La fin en queue de poisson de l'opération SharQc pourrait coûter cher aux Québécois. Une vingtaine de Hells Angels arrêtés dans ce fameux coup de filet en 2009 réclame 50 millions de dollars à Québec en raison de la « violation délibérée » de leurs droits constitutionnels par les procureurs et la Sûreté du Québec.

Deux groupes de motards ont déposé mercredi dernier au palais de justice de Montréal des poursuites contre la Procureure générale du Québec et le ministère de la Justice du Québec. Ces poursuites jadis inédites ne le sont plus du tout. Ces motards suivent ainsi l'exemple de l'influent Hells Angel Salvatore Cazzetta et de deux autres Hells qui ont déposé des poursuites de millions de dollars cet été avec sensiblement les mêmes arguments contre l'État.

Le premier groupe de 15 Hells Angels demande à Québec plus de 30 millions de dollars, compte tenu de « l'atteinte flagrante aux droits, la gravité des fautes commises, l'abus de pouvoir, la période sur laquelle l'abus s'est échelonné, les circonstances et le préjudice subi par l'antécédent judiciaire de complot de meurtre ».

Quatre autres Hells Angels, Roberto Campagna, Marc Readman, Daniel Royer et Jean-Damien Perron, réclament pour leur part 17 millions, dont 5 millions en dommages punitifs dans une poursuite distincte déposée le même jour.

Accusés de meurtre au premier degré et de complot pour meurtre pendant l'opération SharQc, les 19 demandeurs ont plaidé coupable à une accusation de complot pour meurtre à la suite de négociation avec la Couronne. Or, ils accusent le Ministère public d'avoir fait preuve de « mauvaise foi évidente » en leur cachant de la preuve qu'elle savait « dommageables pour la crédibilité » du délateur-clé Sylvain Boulanger.

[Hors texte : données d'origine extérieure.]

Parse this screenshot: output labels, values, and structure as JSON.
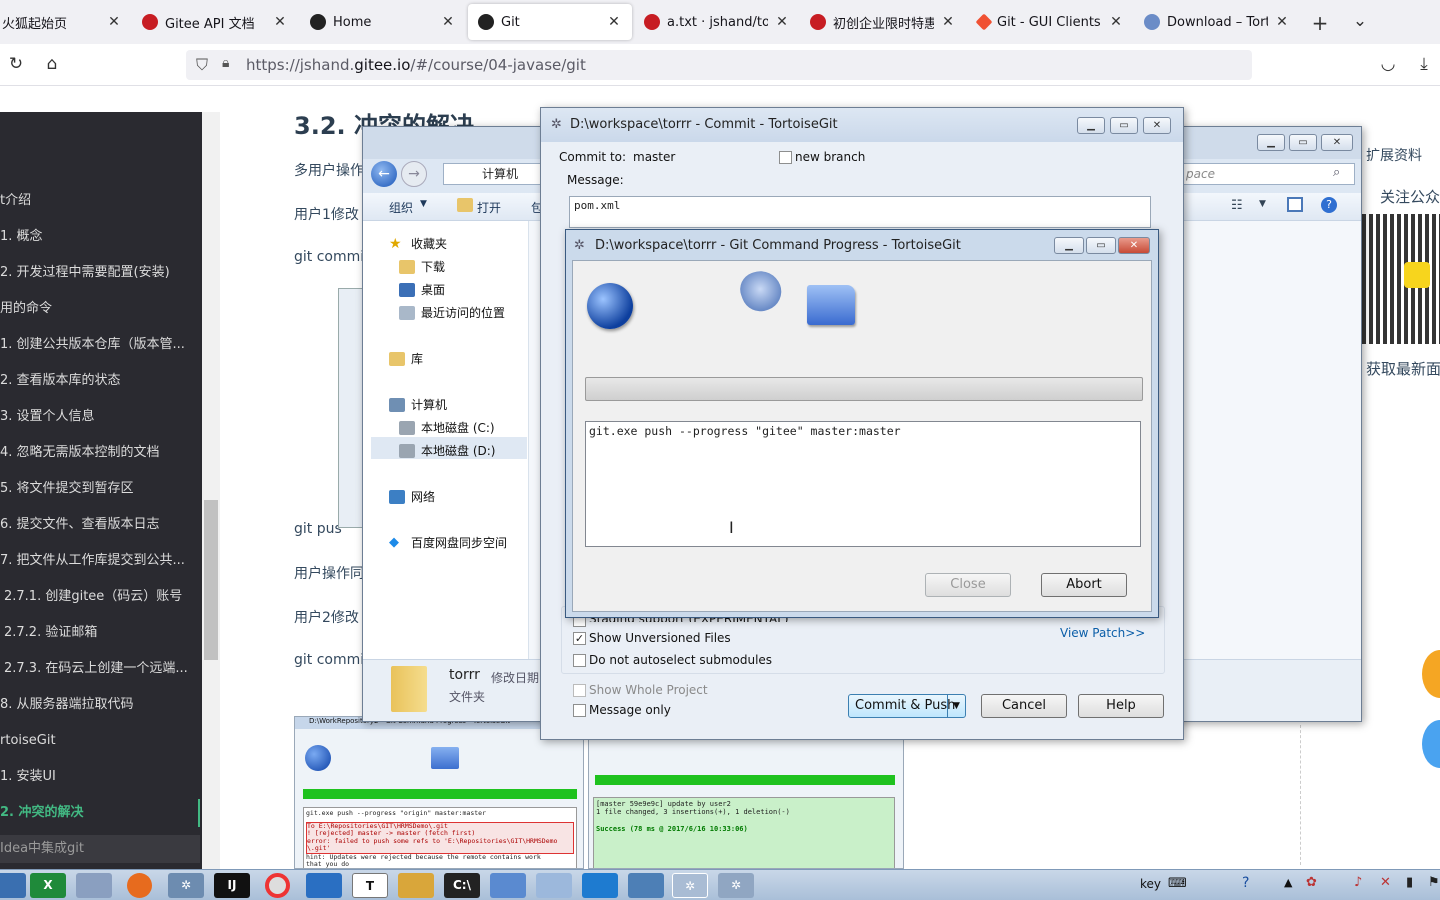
{
  "browser": {
    "tabs": [
      {
        "label": "火狐起始页",
        "icon": "firefox-icon",
        "color": "#ff9500"
      },
      {
        "label": "Gitee API 文档",
        "icon": "gitee-icon",
        "color": "#c71d23"
      },
      {
        "label": "Home",
        "icon": "github-icon",
        "color": "#222222"
      },
      {
        "label": "Git",
        "icon": "github-icon",
        "color": "#222222"
      },
      {
        "label": "a.txt · jshand/torrr",
        "icon": "gitee-icon",
        "color": "#c71d23"
      },
      {
        "label": "初创企业限时特惠，",
        "icon": "gitee-icon",
        "color": "#c71d23"
      },
      {
        "label": "Git - GUI Clients",
        "icon": "git-icon",
        "color": "#f05133"
      },
      {
        "label": "Download – Tortoi",
        "icon": "tortoise-icon",
        "color": "#6b8cc7"
      }
    ],
    "url_prefix": "https://jshand.",
    "url_domain": "gitee.io",
    "url_suffix": "/#/course/04-javase/git"
  },
  "sidebar": {
    "items": [
      {
        "label": "t介绍",
        "indent": 0
      },
      {
        "label": "1. 概念",
        "indent": 0
      },
      {
        "label": "2. 开发过程中需要配置(安装)",
        "indent": 0
      },
      {
        "label": "用的命令",
        "indent": 0
      },
      {
        "label": "1. 创建公共版本仓库（版本管...",
        "indent": 0
      },
      {
        "label": "2. 查看版本库的状态",
        "indent": 0
      },
      {
        "label": "3. 设置个人信息",
        "indent": 0
      },
      {
        "label": "4. 忽略无需版本控制的文档",
        "indent": 0
      },
      {
        "label": "5. 将文件提交到暂存区",
        "indent": 0
      },
      {
        "label": "6. 提交文件、查看版本日志",
        "indent": 0
      },
      {
        "label": "7. 把文件从工作库提交到公共...",
        "indent": 0
      },
      {
        "label": "2.7.1. 创建gitee（码云）账号",
        "indent": 1
      },
      {
        "label": "2.7.2. 验证邮箱",
        "indent": 1
      },
      {
        "label": "2.7.3. 在码云上创建一个远端...",
        "indent": 1
      },
      {
        "label": "8. 从服务器端拉取代码",
        "indent": 0
      },
      {
        "label": "rtoiseGit",
        "indent": 0
      },
      {
        "label": "1. 安装UI",
        "indent": 0
      },
      {
        "label": "2. 冲突的解决",
        "indent": 0,
        "active": true
      },
      {
        "label": "Idea中集成git",
        "indent": 0
      }
    ]
  },
  "content": {
    "heading": "3.2. 冲突的解决",
    "paragraphs": [
      "多用户操作",
      "用户1修改",
      "git commit",
      "git pus",
      "用户操作同",
      "用户2修改",
      "git commit"
    ],
    "right_title": "扩展资料",
    "follow": "关注公众",
    "get_latest": "获取最新面"
  },
  "explorer": {
    "breadcrumb": "计算机",
    "search_placeholder": "pace",
    "toolbar": {
      "organize": "组织",
      "open": "打开",
      "include": "包"
    },
    "tree": [
      {
        "label": "收藏夹",
        "icon": "star-icon"
      },
      {
        "label": "下载",
        "icon": "download-folder-icon"
      },
      {
        "label": "桌面",
        "icon": "desktop-icon"
      },
      {
        "label": "最近访问的位置",
        "icon": "recent-icon"
      },
      {
        "label": "库",
        "icon": "library-icon"
      },
      {
        "label": "计算机",
        "icon": "computer-icon"
      },
      {
        "label": "本地磁盘 (C:)",
        "icon": "disk-icon"
      },
      {
        "label": "本地磁盘 (D:)",
        "icon": "disk-icon"
      },
      {
        "label": "网络",
        "icon": "network-icon"
      },
      {
        "label": "百度网盘同步空间",
        "icon": "baidu-icon"
      }
    ],
    "file_name": "torrr",
    "file_meta": "修改日期",
    "file_type": "文件夹"
  },
  "commit": {
    "title": "D:\\workspace\\torrr - Commit - TortoiseGit",
    "commit_to_label": "Commit to:",
    "branch": "master",
    "new_branch": "new branch",
    "message_label": "Message:",
    "message": "pom.xml",
    "staging": "Staging support (EXPERIMENTAL)",
    "show_unversioned": "Show Unversioned Files",
    "no_autoselect": "Do not autoselect submodules",
    "view_patch": "View Patch>>",
    "show_whole_project": "Show Whole Project",
    "message_only": "Message only",
    "commit_push": "Commit & Push",
    "cancel": "Cancel",
    "help": "Help"
  },
  "progress": {
    "title": "D:\\workspace\\torrr - Git Command Progress - TortoiseGit",
    "command": "git.exe push --progress \"gitee\" master:master",
    "close": "Close",
    "abort": "Abort"
  },
  "thumbnail": {
    "title": "D:\\WorkRepository2 - Git Command Progress - TortoiseGit",
    "left_cmd": "git.exe push --progress \"origin\" master:master",
    "left_lines": [
      "To E:\\Repositories\\GIT\\HRMSDemo\\.git",
      "! [rejected]        master -> master (fetch first)",
      "error: failed to push some refs to 'E:\\Repositories\\GIT\\HRMSDemo",
      "\\.git'",
      "hint: Updates were rejected because the remote contains work",
      "that you do"
    ],
    "right_lines": [
      "[master 59e9e9c] update by user2",
      " 1 file changed, 3 insertions(+), 1 deletion(-)"
    ],
    "right_success": "Success (78 ms @ 2017/6/16 10:33:06)"
  },
  "taskbar": {
    "tray_text": "key",
    "apps": [
      "start",
      "excel",
      "paint",
      "firefox",
      "settings",
      "idea",
      "chrome",
      "remote",
      "typora",
      "ftp",
      "cmd",
      "tortoise",
      "notepad",
      "tool",
      "vm",
      "git",
      "git2"
    ]
  }
}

Des manquements à leurs droits ?

Ils reprennent également les mots du juge James Brunton qui avait reproché à la Couronne d'avoir privilégié « leur désir de gagner à tout prix au détriment des principes fondamentaux qui forment la fondation de notre système de justice pénale », lorsqu'il a ordonné l'arrêt des procédures du mégaprocès en octobre 2015.

« [Ils] ont été sciemment privés par la Poursuivante et la SQ d'obtenir et de connaître l'ensemble des éléments de preuve manifestement pertinents, importants, et intrinsèquement liés aux accusations portées contre eux et alors en possession de ces derniers, et plus particulièrement, des points faibles de la preuve à charge contre les demandeurs afin de faire un choix éclairé », allègue-t-on dans la poursuite du groupe des 15.

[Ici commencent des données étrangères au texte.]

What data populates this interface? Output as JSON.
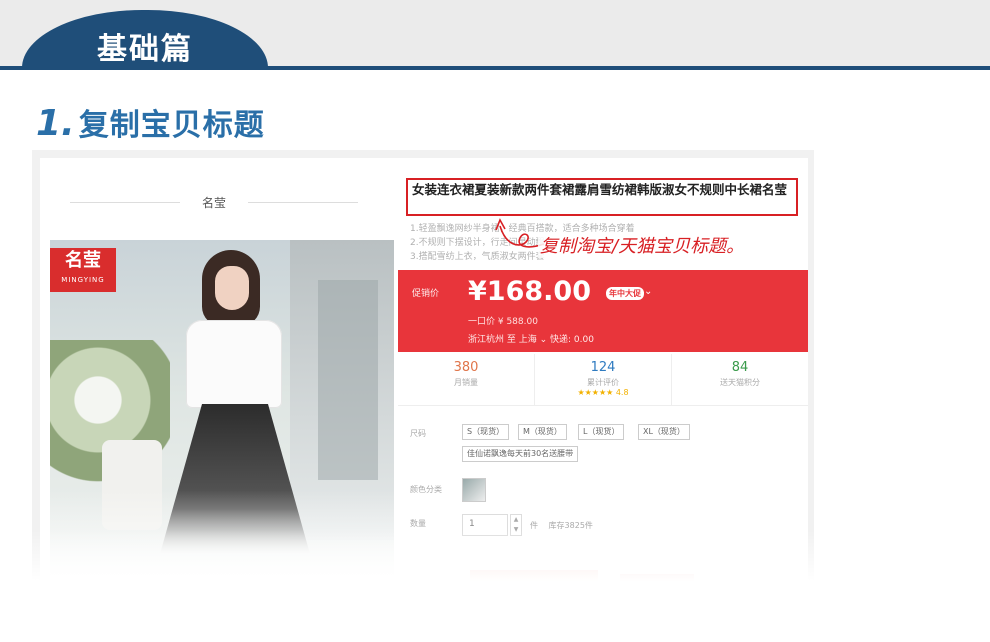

Les policiers de la Sûreté du Québec (SQ) ont également commis une « faute très grave, inexcusable et empreinte de témérité », avancent les Hells Angels.

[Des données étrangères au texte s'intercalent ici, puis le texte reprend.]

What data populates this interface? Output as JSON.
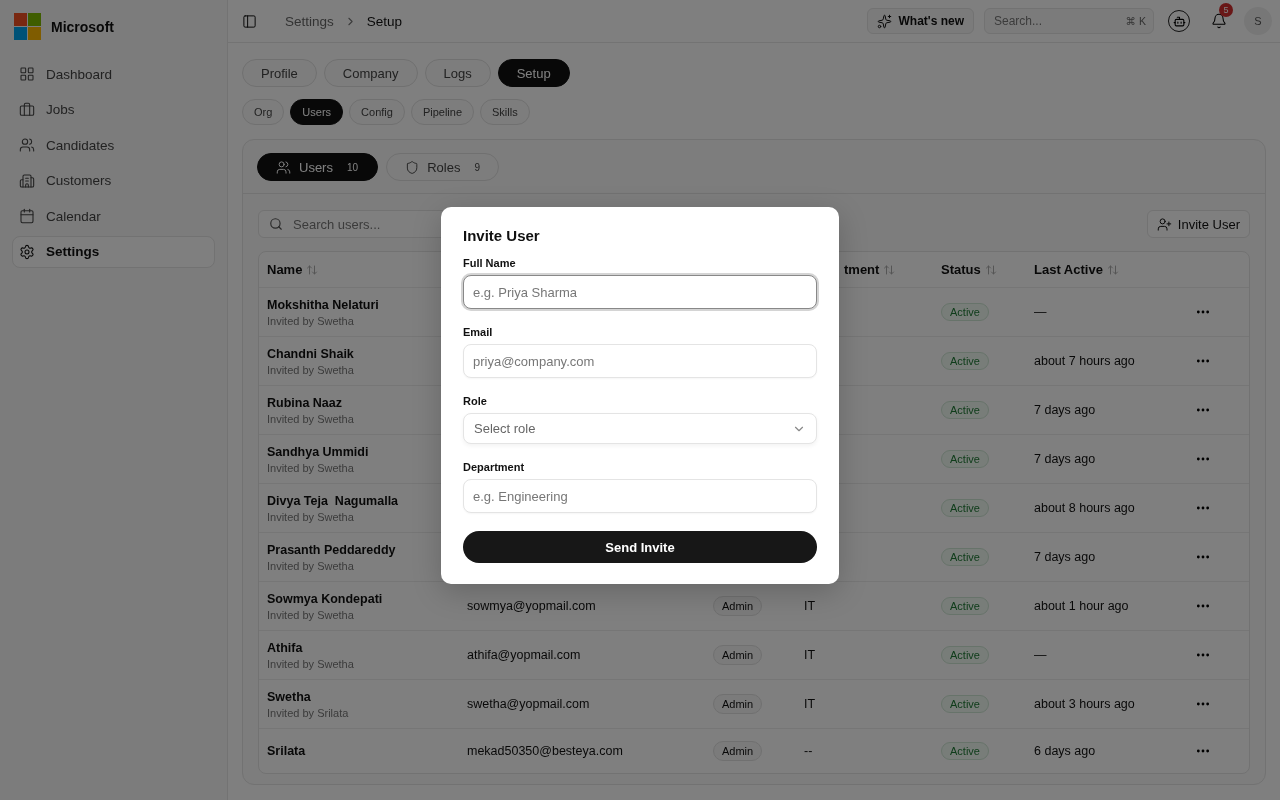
{
  "sidebar": {
    "brand": "Microsoft",
    "items": [
      {
        "label": "Dashboard",
        "selected": false
      },
      {
        "label": "Jobs",
        "selected": false
      },
      {
        "label": "Candidates",
        "selected": false
      },
      {
        "label": "Customers",
        "selected": false
      },
      {
        "label": "Calendar",
        "selected": false
      },
      {
        "label": "Settings",
        "selected": true
      }
    ]
  },
  "topbar": {
    "breadcrumb": [
      "Settings",
      "Setup"
    ],
    "whats_new": "What's new",
    "search": {
      "placeholder": "Search...",
      "shortcut": "⌘ K"
    },
    "notifications": "5",
    "avatar": "S"
  },
  "tabs": [
    {
      "label": "Profile",
      "selected": false
    },
    {
      "label": "Company",
      "selected": false
    },
    {
      "label": "Logs",
      "selected": false
    },
    {
      "label": "Setup",
      "selected": true
    }
  ],
  "subtabs": [
    {
      "label": "Org",
      "selected": false
    },
    {
      "label": "Users",
      "selected": true
    },
    {
      "label": "Config",
      "selected": false
    },
    {
      "label": "Pipeline",
      "selected": false
    },
    {
      "label": "Skills",
      "selected": false
    }
  ],
  "section_tabs": [
    {
      "label": "Users",
      "count": "10",
      "selected": true
    },
    {
      "label": "Roles",
      "count": "9",
      "selected": false
    }
  ],
  "users": {
    "search": {
      "placeholder": "Search users..."
    },
    "invite_button": "Invite User",
    "header": {
      "name": "Name",
      "department": "tment",
      "status": "Status",
      "last_active": "Last Active"
    },
    "rows": [
      {
        "name": "Mokshitha Nelaturi",
        "invited_by": "Invited by Swetha",
        "status": "Active",
        "last_active": "—"
      },
      {
        "name": "Chandni Shaik",
        "invited_by": "Invited by Swetha",
        "status": "Active",
        "last_active": "about 7 hours ago"
      },
      {
        "name": "Rubina Naaz",
        "invited_by": "Invited by Swetha",
        "status": "Active",
        "last_active": "7 days ago"
      },
      {
        "name": "Sandhya Ummidi",
        "invited_by": "Invited by Swetha",
        "status": "Active",
        "last_active": "7 days ago"
      },
      {
        "name": "Divya Teja  Nagumalla",
        "invited_by": "Invited by Swetha",
        "status": "Active",
        "last_active": "about 8 hours ago"
      },
      {
        "name": "Prasanth Peddareddy",
        "invited_by": "Invited by Swetha",
        "status": "Active",
        "last_active": "7 days ago"
      },
      {
        "name": "Sowmya Kondepati",
        "invited_by": "Invited by Swetha",
        "email": "sowmya@yopmail.com",
        "role": "Admin",
        "department": "IT",
        "status": "Active",
        "last_active": "about 1 hour ago"
      },
      {
        "name": "Athifa",
        "invited_by": "Invited by Swetha",
        "email": "athifa@yopmail.com",
        "role": "Admin",
        "department": "IT",
        "status": "Active",
        "last_active": "—"
      },
      {
        "name": "Swetha",
        "invited_by": "Invited by Srilata",
        "email": "swetha@yopmail.com",
        "role": "Admin",
        "department": "IT",
        "status": "Active",
        "last_active": "about 3 hours ago"
      },
      {
        "name": "Srilata",
        "email": "mekad50350@besteya.com",
        "role": "Admin",
        "department": "--",
        "status": "Active",
        "last_active": "6 days ago"
      }
    ]
  },
  "dialog": {
    "title": "Invite User",
    "fields": [
      {
        "kind": "text",
        "label": "Full Name",
        "placeholder": "e.g. Priya Sharma",
        "focused": true
      },
      {
        "kind": "text",
        "label": "Email",
        "placeholder": "priya@company.com",
        "focused": false
      },
      {
        "kind": "select",
        "label": "Role",
        "placeholder": "Select role",
        "focused": false
      },
      {
        "kind": "text",
        "label": "Department",
        "placeholder": "e.g. Engineering",
        "focused": false
      }
    ],
    "submit": "Send Invite"
  }
}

Les motards allèguent avoir purgé une peine « injustifiée » et réclament ainsi des millions de dollars en dommages pour « emprisonnement illégal ». Le groupe des 15 a purgé des peines « injustifiées » variant entre 6 mois et 8 mois pour la plupart et de surcroît à la prison de Bordeaux, un établissement « insalubre » où règnent « tension, stress et violence », selon les demandeurs.

Dans le second recours, les quatre Hells Angels réclament des sommes plus élevées, comme ceux-ci ont été incarcérés de façon « injustifiée » pour des périodes plus longues, dont pendant près de trois ans pour Campagna et Readman.

Le premier groupe de demandeurs est composé de Jean-Paul Ramsay, Michel Guertin, Guy Dubé, Claude Lavigne, Bernard Plourde, Normand Labell, Bertrand Joyal, Michel Langlois, Dean Moore, Stéphane Plouffe, Éric Bouffard, Gaétan Proulx, Clermont Carrier, Sylvain Tétreault et Frédéric Landry-Hétu.